Moved to the fantasy section, and as Sam said, feel free to continue the discussion in the appropriate place.
|
|
|
Post by Lonely Wolf Forge on Apr 3, 2011 2:27:45 GMT
yeah the mods cant read EVERY POST...sheesh
|
|
|
Post by sam salvati on Apr 3, 2011 3:10:23 GMT
It's not my fault they spread themselves too thin . global moderators IMO never worked well, too much ground to cover, why when I was a mod I kept a tight forum, in my own section of course. I'd gladly volunteer but I feel it would go unheeded hehe. LOL you guys do OK
|
|
Greg
Senior Forumite
Posts: 1,800
|
Post by Greg on Apr 3, 2011 4:59:15 GMT
Ye may want to contact brotherbanzai, I seem to recall him having some experience in this sort of work... Full thread: viewtopic.php?f=43&t=2227
|
|
|
Post by Lonely Wolf Forge on Apr 3, 2011 11:51:05 GMT
omg! that thing is hugeeee! HAX!
|
|
|
Post by Elheru Aran on Apr 3, 2011 20:58:59 GMT
Honestly, I think something along the lines of the concept MOK came up with would really work best. Get a slab of 3/16" steel and with a good bit of hammer work, put in a F-off huge fuller, a loooooooong distal taper, and a long thin edge taper, and it'd be workable. Now, after heat-treat, it might be kind of fragile, honestly, but it wouldn't be more than 8-10 lbs (just guesstimating here) and be a decent enough cutter. You wouldn't be able to cut much with it, but that wouldn't be the sword's fault... it'd be yours And yes, BrotherBanzai plus Baltimore Knife and Sword both have done fantasy blades. Check them out. I will note that BB's anime sword there has an, IIRC, aluminum blade so it's pretty much nonfunctional-- you *can* put an edge on aluminum, but once you hit something it'll go away because the metal is just that soft.
|
|
Greg
Senior Forumite
Posts: 1,800
|
Post by Greg on Apr 4, 2011 0:19:38 GMT
Ok, I must have missed the part about this being functional... So, with that in mind
Build it like a katana, except instead of having a soft core spine, have it be made of wood, then build the edge like any other sword and allow for two curtains to be drawn around the wood. You'll have a big ass sword, which doesn't weigh a metric ton, and you could still cut with it, assuming you are just that crazy.
|
|
SeanF
Member
Posts: 1,293
|
Post by SeanF on Apr 4, 2011 1:38:58 GMT
Don't worry, I am exactly that crazy.
Good call on the wood. I was kicking around doing something like that with carbon fiber, but wood would be oh so much easier.

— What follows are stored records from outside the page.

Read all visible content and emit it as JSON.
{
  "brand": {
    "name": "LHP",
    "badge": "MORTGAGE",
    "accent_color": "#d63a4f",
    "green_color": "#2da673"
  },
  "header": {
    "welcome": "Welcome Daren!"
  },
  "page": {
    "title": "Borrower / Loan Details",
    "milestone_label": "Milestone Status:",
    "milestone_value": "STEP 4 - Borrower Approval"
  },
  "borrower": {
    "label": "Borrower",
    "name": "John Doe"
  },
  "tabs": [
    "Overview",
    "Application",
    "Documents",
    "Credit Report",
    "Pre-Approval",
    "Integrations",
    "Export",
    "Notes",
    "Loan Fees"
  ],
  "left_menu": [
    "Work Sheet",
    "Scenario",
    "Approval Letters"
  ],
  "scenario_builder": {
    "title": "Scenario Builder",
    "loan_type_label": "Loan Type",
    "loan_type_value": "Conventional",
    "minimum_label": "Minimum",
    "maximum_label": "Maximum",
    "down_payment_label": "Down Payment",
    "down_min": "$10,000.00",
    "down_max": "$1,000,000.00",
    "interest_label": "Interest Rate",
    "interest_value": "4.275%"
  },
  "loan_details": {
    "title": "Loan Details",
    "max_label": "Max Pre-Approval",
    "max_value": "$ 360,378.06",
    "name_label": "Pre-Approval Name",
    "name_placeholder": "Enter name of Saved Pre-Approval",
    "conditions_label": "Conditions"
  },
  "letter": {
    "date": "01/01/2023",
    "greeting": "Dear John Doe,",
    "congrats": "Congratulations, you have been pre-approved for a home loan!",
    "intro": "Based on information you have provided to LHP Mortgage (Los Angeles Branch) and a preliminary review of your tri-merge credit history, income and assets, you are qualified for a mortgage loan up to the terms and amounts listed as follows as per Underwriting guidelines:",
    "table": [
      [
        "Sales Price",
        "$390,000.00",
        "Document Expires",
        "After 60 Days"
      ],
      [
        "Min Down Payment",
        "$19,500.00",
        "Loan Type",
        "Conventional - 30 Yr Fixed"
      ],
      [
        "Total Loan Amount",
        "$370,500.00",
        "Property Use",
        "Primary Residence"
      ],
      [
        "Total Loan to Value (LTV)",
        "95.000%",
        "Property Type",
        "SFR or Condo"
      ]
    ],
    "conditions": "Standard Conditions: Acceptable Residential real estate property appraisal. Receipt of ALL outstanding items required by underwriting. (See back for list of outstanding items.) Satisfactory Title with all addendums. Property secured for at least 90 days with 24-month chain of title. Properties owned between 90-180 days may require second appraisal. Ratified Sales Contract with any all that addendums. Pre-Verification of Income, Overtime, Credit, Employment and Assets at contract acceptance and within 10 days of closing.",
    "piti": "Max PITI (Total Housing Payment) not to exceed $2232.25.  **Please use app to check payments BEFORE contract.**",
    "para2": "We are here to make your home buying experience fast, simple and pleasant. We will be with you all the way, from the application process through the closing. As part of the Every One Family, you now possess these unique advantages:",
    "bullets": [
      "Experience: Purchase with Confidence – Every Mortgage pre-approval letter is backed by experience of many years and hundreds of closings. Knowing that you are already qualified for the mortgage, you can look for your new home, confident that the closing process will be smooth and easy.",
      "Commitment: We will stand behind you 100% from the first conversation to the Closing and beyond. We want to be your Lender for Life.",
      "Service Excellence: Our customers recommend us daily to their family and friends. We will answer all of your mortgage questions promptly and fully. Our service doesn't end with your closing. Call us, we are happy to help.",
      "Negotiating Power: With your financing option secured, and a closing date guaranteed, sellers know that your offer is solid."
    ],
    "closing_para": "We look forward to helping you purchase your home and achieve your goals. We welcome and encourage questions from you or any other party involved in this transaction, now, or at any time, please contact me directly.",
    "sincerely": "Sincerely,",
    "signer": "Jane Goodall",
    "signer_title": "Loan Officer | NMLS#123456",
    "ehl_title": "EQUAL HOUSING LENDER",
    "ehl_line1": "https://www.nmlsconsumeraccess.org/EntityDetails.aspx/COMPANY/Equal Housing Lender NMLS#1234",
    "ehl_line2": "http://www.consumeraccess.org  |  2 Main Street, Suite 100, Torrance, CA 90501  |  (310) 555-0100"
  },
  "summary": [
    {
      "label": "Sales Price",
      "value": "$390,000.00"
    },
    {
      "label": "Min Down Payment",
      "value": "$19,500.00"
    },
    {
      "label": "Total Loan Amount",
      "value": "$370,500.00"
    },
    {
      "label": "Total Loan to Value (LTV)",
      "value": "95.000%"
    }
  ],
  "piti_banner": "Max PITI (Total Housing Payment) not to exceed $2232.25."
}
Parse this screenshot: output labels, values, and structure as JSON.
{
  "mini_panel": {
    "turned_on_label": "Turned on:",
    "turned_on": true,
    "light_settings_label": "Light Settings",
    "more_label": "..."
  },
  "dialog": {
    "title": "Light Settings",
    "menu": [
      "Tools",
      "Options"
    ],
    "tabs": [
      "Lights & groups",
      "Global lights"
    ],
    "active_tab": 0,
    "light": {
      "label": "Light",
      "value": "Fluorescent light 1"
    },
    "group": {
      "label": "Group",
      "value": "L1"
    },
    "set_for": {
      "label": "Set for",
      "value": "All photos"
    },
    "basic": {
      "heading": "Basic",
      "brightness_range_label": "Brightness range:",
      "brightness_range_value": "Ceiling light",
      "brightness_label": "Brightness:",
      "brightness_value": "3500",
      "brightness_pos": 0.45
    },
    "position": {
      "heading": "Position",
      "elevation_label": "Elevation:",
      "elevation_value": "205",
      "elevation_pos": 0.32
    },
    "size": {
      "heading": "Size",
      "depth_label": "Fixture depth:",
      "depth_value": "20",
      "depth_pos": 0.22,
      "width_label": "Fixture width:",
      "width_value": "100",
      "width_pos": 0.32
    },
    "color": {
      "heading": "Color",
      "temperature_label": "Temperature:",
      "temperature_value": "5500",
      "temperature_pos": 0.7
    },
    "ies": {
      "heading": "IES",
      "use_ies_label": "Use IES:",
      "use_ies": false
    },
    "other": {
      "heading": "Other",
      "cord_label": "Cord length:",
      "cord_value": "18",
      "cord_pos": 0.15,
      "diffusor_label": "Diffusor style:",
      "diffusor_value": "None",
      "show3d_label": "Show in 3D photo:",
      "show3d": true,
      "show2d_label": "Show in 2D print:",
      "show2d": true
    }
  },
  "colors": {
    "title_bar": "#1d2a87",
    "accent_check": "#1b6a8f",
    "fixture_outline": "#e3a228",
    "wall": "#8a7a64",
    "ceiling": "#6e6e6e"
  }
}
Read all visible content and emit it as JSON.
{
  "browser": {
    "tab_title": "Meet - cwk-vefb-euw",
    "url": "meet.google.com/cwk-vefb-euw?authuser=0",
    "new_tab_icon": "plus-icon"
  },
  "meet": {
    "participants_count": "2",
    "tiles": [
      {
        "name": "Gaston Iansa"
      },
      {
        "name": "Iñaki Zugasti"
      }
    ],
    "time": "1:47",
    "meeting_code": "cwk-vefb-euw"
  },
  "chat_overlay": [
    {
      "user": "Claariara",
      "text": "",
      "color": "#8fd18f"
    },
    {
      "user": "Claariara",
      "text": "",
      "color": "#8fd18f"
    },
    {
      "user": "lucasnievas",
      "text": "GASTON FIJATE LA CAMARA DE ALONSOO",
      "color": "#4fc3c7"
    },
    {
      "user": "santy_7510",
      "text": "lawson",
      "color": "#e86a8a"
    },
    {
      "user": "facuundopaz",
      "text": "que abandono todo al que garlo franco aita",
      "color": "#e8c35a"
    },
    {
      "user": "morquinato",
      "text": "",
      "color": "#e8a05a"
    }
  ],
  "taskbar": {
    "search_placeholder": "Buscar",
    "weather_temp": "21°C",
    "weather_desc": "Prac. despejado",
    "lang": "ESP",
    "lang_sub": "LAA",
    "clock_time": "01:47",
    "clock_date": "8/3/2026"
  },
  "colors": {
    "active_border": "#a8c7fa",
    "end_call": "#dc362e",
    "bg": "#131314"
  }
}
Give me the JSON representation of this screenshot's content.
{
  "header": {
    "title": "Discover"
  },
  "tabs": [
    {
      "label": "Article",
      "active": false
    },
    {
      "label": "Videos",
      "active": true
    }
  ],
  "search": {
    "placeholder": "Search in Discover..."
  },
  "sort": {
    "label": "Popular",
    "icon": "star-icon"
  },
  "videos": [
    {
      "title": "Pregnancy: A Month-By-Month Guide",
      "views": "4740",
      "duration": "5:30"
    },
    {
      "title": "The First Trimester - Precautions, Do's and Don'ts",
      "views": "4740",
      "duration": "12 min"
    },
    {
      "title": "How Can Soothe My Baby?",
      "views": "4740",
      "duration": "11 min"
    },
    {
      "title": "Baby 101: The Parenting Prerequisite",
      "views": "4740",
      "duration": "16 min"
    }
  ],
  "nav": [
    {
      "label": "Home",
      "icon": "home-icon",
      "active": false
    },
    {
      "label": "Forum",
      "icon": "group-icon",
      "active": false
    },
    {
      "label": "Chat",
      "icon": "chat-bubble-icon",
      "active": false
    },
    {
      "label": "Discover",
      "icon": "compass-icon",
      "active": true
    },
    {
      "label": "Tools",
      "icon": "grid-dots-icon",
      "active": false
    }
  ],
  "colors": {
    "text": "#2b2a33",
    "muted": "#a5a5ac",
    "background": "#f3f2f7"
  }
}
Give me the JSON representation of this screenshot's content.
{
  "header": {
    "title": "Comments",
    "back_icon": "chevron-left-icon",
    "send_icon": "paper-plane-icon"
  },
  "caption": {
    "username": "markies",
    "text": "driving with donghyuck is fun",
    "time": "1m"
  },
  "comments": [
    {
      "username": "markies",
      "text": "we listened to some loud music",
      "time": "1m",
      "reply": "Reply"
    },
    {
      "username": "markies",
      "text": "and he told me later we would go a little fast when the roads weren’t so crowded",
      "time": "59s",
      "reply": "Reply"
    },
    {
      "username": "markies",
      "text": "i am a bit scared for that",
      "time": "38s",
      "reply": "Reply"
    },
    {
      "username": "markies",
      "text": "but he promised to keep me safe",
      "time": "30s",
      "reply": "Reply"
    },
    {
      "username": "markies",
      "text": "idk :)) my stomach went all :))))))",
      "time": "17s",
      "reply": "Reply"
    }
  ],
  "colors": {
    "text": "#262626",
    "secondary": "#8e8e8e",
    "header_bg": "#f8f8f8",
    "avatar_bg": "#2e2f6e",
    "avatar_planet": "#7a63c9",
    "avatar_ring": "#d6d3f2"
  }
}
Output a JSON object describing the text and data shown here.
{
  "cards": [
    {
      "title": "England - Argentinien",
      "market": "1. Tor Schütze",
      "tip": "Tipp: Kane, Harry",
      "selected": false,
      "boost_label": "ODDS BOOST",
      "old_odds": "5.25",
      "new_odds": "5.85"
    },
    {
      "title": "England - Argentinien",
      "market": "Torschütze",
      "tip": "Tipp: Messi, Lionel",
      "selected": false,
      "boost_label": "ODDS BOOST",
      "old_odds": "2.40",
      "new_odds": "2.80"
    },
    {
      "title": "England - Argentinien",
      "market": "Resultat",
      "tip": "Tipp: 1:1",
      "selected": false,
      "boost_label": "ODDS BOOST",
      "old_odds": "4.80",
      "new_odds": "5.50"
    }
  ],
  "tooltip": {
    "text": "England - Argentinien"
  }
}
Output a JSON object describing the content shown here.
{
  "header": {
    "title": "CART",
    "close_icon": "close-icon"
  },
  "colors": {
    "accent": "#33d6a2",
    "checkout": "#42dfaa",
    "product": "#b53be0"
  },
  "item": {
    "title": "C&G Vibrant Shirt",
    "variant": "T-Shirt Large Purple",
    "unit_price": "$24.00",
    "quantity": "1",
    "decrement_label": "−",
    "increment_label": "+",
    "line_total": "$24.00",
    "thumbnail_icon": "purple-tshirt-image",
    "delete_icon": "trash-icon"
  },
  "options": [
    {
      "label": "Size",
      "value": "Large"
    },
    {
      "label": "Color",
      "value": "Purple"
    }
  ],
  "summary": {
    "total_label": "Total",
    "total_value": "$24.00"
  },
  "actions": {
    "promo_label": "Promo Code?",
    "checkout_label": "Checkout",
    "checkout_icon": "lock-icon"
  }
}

You think using wood would have come to me easier, being a carpenter and all....
|
|
Greg
Senior Forumite
Posts: 1,800
|
Post by Greg on Apr 4, 2011 1:47:23 GMT
LoL! The camera pans across various sorts of woodworking equipment and piles and piles of boards to Velo who is sitting at his work bench, late one night, with piles of paper in front of him. "If ONLY there was a material out there which was lightweight, flexible, and perhaps made of strands so that it could bend but not break. It HAS to be out there somewhere..." But you'd want to have the tang and shoulders made from the same peice of material as the blade. I'll go sketch something ou in paint real quick and repost it.
|
|
Greg
Senior Forumite
Posts: 1,800
|
Post by Greg on Apr 4, 2011 2:10:34 GMT
I forget how small the paint files are, but you can get the idea. The red area should be metal, around a 53 hardness. I'd suggest welding on some 1/8" plating to the side before heat treat of course and just file it smooth. The reason I think you should flare the blade to the rest of the guard like I did is to distribute the weight of the blade along the hilt. Curves, not angles, are our friends. As far as the tang goes, you'd probably want the majority of it metal. Maybe even metal the entire diameter of the grip and just put some scales on the side, kinda how the windlass qama is put together. So with the above design, you should be able to cut back on the weight quite a bit. Then the wooden backing would be there for frontal support mainly. I'd also suggest you put in some rubber sleeves around the rivets in the blade. This should lessen the wood's tendancy to crack if you hit a target in a chopping motion rather then a slice.